Voilà pourquoi, sans doute de manière contre-intuitive, la proposition, faite au nom des femmes victimes, et réclamée par des associations féministes sincères serait un terrible cadeau empoisonné. Je crois comprendre que dans l’esprit de ces associations, cela voudrait dire qu’il suffirait que la victime dise qu’elle n’était pas consentante pour que le débat soit joué et la culpabilité établie. Le réveil risque d’être pénible. Montesquieu disait avec une formule devenue célèbre qu’il ne faut toucher à la loi que d’une main tremblante. Il voulait dire par là que trop de lois rendent l’application de la règle commune confuse, incompréhensible, et en fait la chose de spécialistes pointus alors même qu’elle est faite pour s’appliquer à tous (et le dernier demi-siècle a été consacré à lui donner raison sur ce point) mais aussi qu’il faut bien réfléchir aux conséquences imprévues d’une réforme législative, qui une fois promulguée se confronte aux textes déjà existants et qui va avoir par la suite une vie propre au cours de laquelle l’enfant du législateur va se muer en adolescent revêche et capricieux. Souvenons-nous de la première loi sur les crimes incestueux.

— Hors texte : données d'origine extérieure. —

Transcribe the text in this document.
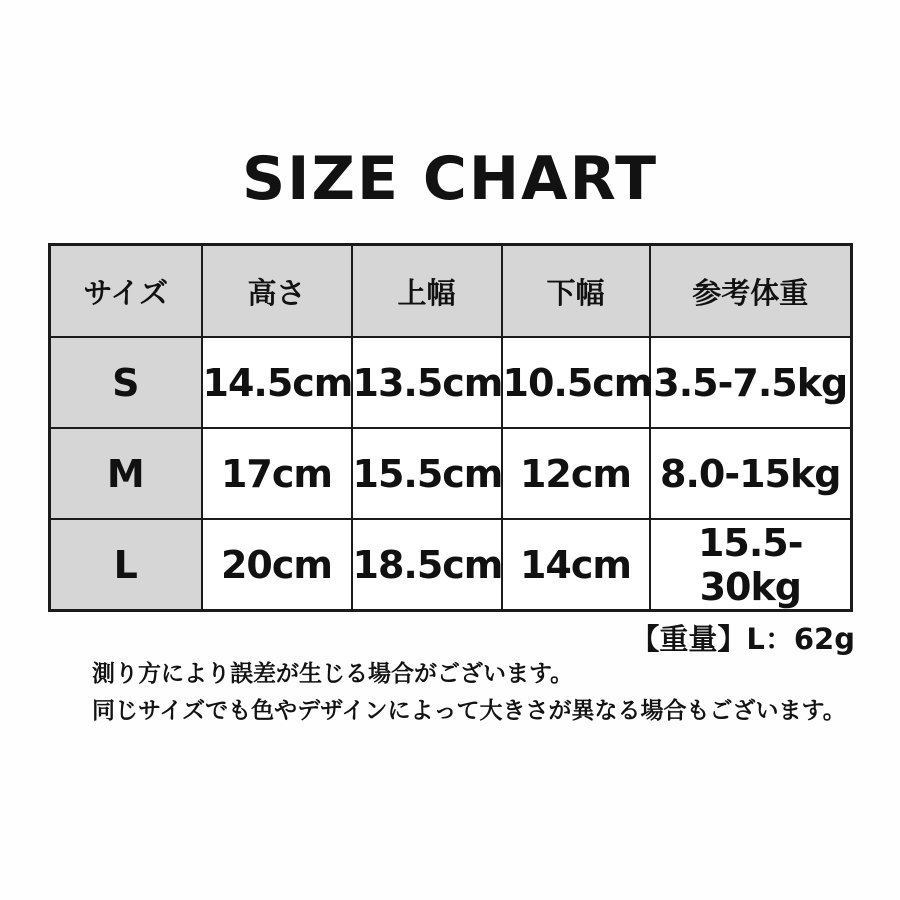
SIZE CHART
サイズ	高さ	上幅	下幅	参考体重
S	14.5cm	13.5cm	10.5cm	3.5-7.5kg
M	17cm	15.5cm	12cm	8.0-15kg
L	20cm	18.5cm	14cm	15.5-30kg
【重量】L：62g
測り方により誤差が生じる場合がございます。
同じサイズでも色やデザインによって大きさが異なる場合もございます。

Regardons la loi actuelle, legs de Gisèle Halimi, qui a plus fait pour le sort des femmes violées que tous les législateurs actuels réunis, et posons-nous la question : en quoi pose-t-elle problème ? En quoi empêcherait-elle la répression de faits de viols avérés par une faille, une faiblesse, qu’il conviendrait de combler ? C'est la seule question qui vaille. Si c’est pour faire un symbole, une loi d’affichage comme le législateur aime tant en faire tout en promettant de ne jamais en faire, alors laissons le journal officiel tranquille. Il n’est pas l’Officiel des spectacles. Il y a encore, beaucoup, plein d’actions à mener, de formation, de prévention, d’information, de soutien aux victimes. Elles ont besoin de vrais amis, pas d’amis qui vont faire de leur vie un enfer en étant persuadés de les aider.